According to the present invention, a radioactivity measuring instrument which can be measured efficiently and in a short time by approaching an operator, which has been difficult in the past, becomes possible, and a radioactivity measuring instrument which is easy to decontaminate when contamination occurs. Can be provided.

[Brief description of the drawings]

FIG. 1 is an explanatory diagram of a gate monitor according to the present invention.

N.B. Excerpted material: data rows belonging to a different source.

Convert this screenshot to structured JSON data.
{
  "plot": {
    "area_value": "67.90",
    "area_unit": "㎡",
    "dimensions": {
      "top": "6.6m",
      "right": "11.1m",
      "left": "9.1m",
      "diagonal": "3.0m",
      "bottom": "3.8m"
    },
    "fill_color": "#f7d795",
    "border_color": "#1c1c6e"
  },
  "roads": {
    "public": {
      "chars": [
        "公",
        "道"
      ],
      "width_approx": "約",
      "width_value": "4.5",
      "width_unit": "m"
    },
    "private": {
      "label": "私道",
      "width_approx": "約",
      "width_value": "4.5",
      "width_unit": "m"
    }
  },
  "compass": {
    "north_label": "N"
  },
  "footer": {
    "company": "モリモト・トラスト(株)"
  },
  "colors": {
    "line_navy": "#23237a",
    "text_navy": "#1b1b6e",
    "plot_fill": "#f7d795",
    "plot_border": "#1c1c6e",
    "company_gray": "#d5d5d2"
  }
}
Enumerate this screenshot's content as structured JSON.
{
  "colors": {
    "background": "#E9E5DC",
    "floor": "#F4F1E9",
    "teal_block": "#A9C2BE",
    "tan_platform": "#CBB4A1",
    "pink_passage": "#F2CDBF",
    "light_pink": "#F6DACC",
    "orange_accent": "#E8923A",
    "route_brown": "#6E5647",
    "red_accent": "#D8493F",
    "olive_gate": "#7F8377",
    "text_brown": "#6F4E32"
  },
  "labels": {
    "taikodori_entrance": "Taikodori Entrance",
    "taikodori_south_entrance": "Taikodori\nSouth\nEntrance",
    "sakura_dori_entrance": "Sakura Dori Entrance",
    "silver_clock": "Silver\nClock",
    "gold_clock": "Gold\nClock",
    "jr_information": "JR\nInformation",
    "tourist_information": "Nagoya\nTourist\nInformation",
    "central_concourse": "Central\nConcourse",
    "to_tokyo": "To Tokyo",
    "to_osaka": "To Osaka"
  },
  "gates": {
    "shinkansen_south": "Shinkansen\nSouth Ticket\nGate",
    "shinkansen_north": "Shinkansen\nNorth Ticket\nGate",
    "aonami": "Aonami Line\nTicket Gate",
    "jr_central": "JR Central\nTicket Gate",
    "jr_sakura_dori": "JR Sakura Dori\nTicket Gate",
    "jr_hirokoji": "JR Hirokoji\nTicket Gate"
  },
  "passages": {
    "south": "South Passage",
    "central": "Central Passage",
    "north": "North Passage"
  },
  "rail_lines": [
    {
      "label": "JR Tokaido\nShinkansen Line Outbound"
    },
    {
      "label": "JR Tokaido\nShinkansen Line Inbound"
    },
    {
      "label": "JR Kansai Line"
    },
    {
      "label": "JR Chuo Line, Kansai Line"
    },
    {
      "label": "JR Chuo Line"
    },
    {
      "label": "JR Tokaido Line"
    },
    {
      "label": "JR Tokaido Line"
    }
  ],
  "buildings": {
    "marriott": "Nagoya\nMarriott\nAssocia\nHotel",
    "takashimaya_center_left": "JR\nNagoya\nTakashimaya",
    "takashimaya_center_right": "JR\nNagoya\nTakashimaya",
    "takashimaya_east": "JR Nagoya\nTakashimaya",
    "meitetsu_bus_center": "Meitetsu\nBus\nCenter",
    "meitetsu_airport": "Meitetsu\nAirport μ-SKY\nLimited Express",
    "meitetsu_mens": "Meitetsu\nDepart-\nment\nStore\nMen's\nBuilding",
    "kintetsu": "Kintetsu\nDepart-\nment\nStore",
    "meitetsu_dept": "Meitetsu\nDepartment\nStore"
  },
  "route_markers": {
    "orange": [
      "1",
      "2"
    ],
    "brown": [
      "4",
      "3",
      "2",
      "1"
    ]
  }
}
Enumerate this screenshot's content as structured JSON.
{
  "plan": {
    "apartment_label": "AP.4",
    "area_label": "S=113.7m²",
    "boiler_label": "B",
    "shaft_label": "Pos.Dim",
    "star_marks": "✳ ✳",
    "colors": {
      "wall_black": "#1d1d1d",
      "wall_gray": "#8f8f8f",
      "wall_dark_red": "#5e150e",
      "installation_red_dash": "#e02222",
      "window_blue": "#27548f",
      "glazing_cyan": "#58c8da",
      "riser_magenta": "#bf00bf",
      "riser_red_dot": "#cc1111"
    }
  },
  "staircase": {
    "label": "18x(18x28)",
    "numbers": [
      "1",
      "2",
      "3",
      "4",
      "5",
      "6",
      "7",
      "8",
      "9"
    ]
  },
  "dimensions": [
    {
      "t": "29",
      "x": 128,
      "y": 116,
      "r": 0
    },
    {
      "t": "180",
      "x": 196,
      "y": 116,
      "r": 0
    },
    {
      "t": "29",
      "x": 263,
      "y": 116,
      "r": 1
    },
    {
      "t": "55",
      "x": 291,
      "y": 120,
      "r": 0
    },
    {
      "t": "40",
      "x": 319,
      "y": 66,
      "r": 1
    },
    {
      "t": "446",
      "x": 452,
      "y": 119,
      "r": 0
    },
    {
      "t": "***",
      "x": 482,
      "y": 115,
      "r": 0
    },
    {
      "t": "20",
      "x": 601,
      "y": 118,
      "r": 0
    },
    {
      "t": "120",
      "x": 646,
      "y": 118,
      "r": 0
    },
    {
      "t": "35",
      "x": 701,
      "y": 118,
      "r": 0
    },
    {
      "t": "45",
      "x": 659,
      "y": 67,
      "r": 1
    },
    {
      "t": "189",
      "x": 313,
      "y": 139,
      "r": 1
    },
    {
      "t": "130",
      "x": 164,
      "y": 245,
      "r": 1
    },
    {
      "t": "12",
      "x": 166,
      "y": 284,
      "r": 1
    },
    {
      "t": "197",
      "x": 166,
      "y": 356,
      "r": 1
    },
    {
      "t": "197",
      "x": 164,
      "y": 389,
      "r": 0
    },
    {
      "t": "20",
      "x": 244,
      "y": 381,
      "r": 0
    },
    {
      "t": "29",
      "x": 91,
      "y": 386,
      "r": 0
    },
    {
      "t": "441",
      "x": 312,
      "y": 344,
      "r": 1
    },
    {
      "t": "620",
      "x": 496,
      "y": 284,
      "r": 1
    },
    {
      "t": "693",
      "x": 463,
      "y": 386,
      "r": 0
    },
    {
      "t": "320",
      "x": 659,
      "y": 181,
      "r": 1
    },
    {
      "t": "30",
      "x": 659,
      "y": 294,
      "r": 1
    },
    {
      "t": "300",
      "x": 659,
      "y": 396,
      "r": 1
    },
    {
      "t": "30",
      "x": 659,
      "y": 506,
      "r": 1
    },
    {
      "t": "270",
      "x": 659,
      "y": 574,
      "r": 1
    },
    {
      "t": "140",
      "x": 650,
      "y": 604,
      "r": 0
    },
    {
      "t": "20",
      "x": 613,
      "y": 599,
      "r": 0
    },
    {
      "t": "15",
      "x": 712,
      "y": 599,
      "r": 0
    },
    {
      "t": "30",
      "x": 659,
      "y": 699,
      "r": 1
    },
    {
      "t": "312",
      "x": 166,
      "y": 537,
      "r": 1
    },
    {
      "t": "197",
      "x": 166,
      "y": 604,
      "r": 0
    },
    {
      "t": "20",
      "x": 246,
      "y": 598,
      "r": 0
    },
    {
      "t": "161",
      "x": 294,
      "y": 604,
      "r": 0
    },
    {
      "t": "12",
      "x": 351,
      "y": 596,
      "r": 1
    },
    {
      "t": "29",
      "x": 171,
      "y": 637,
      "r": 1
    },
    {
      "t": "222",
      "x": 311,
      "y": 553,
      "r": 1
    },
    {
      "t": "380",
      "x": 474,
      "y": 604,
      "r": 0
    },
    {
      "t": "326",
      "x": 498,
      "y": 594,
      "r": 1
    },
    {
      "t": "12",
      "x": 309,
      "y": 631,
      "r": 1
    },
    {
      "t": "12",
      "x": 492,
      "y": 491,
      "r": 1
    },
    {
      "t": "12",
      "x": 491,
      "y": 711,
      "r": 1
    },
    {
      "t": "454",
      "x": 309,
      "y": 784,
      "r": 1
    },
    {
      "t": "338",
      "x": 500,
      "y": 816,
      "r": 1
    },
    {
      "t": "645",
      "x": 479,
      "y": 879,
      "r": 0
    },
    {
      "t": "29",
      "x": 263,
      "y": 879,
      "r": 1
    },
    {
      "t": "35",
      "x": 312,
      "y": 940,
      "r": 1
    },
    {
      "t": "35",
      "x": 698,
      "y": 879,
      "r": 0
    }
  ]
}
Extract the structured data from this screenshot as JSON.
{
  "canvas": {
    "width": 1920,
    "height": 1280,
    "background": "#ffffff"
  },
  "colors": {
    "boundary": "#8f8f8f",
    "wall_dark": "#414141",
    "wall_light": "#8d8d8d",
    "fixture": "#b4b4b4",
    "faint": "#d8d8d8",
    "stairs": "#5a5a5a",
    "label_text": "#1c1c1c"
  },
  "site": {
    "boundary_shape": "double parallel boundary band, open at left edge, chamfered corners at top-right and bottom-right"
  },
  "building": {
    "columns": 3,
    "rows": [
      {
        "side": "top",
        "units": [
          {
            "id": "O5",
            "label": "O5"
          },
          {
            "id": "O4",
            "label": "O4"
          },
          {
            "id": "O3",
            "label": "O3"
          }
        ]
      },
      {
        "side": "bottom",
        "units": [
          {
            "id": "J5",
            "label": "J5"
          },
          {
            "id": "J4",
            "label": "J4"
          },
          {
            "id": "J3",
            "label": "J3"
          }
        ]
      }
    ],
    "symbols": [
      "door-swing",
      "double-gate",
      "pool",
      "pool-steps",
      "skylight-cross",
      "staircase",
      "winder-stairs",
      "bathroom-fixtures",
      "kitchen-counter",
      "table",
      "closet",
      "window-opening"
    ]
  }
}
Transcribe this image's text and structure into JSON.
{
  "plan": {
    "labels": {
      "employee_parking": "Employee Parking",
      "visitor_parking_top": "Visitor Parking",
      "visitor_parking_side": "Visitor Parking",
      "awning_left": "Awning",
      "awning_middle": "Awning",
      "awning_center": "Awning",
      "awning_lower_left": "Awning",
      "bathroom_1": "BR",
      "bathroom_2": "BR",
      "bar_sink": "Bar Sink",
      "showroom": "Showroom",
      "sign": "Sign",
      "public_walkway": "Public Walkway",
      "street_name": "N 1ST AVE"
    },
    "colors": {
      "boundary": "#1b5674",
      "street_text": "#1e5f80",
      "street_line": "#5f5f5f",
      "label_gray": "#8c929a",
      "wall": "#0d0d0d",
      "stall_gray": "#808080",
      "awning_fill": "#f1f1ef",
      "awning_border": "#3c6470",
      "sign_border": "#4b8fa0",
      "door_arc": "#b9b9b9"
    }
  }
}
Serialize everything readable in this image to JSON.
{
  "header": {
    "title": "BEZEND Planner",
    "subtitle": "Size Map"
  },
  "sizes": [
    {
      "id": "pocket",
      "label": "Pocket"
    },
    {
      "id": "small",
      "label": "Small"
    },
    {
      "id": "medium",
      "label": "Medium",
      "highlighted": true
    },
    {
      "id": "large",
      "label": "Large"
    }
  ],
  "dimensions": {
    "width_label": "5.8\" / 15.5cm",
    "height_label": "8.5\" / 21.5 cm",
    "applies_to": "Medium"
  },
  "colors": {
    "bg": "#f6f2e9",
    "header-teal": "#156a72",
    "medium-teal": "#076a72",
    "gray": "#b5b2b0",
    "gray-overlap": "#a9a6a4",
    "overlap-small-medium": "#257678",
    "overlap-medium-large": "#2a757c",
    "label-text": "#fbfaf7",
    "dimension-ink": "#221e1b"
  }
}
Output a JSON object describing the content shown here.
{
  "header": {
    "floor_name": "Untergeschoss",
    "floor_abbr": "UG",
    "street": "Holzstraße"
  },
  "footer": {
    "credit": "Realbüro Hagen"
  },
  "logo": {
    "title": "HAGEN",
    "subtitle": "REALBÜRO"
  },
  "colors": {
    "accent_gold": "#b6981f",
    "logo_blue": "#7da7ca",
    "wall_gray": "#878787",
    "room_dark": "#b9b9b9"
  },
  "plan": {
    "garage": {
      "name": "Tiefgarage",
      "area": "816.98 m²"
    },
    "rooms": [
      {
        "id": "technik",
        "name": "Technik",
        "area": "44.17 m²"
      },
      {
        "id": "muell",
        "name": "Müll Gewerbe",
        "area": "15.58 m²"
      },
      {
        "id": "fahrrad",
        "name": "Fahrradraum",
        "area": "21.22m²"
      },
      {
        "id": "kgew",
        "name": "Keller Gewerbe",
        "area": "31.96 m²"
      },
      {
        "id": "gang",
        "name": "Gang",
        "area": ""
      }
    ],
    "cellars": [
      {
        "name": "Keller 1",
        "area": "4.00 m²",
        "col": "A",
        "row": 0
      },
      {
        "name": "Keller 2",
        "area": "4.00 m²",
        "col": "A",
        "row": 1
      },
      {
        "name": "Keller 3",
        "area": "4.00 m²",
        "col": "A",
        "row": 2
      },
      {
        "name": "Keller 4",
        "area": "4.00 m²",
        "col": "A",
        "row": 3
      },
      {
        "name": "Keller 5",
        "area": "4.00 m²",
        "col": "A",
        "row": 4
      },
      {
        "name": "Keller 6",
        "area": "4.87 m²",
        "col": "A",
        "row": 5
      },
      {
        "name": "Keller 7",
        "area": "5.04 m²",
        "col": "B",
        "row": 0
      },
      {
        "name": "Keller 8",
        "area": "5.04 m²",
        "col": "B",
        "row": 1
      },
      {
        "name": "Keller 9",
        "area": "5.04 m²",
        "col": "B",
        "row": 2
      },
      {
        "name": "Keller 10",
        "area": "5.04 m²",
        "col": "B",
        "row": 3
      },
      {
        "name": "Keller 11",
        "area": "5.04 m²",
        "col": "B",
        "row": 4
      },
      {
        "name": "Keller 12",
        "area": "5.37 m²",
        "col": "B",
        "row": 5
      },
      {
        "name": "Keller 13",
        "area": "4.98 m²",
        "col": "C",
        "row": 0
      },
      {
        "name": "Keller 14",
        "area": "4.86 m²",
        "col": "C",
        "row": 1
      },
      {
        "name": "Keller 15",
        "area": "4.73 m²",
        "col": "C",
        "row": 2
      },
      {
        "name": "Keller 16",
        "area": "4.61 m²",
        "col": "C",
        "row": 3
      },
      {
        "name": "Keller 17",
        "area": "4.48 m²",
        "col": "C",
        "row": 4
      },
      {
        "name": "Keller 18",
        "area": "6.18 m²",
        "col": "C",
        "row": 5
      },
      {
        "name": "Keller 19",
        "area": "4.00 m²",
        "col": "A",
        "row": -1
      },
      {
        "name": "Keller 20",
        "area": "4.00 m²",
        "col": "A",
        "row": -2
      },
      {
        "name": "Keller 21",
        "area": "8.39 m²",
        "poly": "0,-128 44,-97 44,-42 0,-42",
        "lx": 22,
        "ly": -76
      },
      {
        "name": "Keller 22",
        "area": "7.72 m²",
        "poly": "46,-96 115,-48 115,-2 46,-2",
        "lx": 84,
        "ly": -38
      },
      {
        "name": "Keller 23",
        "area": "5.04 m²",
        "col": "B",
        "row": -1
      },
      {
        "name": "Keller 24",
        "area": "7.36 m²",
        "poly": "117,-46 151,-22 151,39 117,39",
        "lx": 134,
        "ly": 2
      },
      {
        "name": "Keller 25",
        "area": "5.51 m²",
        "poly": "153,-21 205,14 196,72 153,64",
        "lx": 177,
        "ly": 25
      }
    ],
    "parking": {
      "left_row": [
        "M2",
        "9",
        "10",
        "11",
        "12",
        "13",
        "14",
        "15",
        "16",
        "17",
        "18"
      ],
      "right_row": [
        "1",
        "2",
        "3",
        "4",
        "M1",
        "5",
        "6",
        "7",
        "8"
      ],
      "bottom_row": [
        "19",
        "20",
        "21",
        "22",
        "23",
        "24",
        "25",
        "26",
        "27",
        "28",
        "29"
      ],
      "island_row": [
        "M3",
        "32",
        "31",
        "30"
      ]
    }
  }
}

FIG. 2 is an explanatory diagram of a gate monitor according to a conventional method.

[Explanation of symbols]

DESCRIPTION OF SYMBOLS 1 ... Worker who is a to-be-measured person 2 ... Plastic scintillation fiberscope 3 ... Distance adjustment plate of a gate monitor 4 ... Outer frame of a gate monitor 5 ... Driving device for distance adjustment 6 ... Distance measuring sensor 7 ... Time Wave height converter (TA
C), 8: Radioactivity measuring instrument, 9: PC for driving gate monitor, 20: Radioactivity measuring sensor.

Claims (3)

[Claims] 1. A radioactivity measuring apparatus characterized in that a plastic scintillation fiberscope is used as a sensor of a monitor for leaving a controlled area. 2. A radioactivity measuring apparatus according to claim 1, further comprising a mechanism for allowing said plastic scintillation fiberscope to approach an object to be measured, and a sensor for detecting a position. 3. An apparatus for measuring radioactivity, wherein when an article is moved between locations having different management divisions, the article is measured by a radioactivity measuring apparatus using a plastic scintillation fiberscope.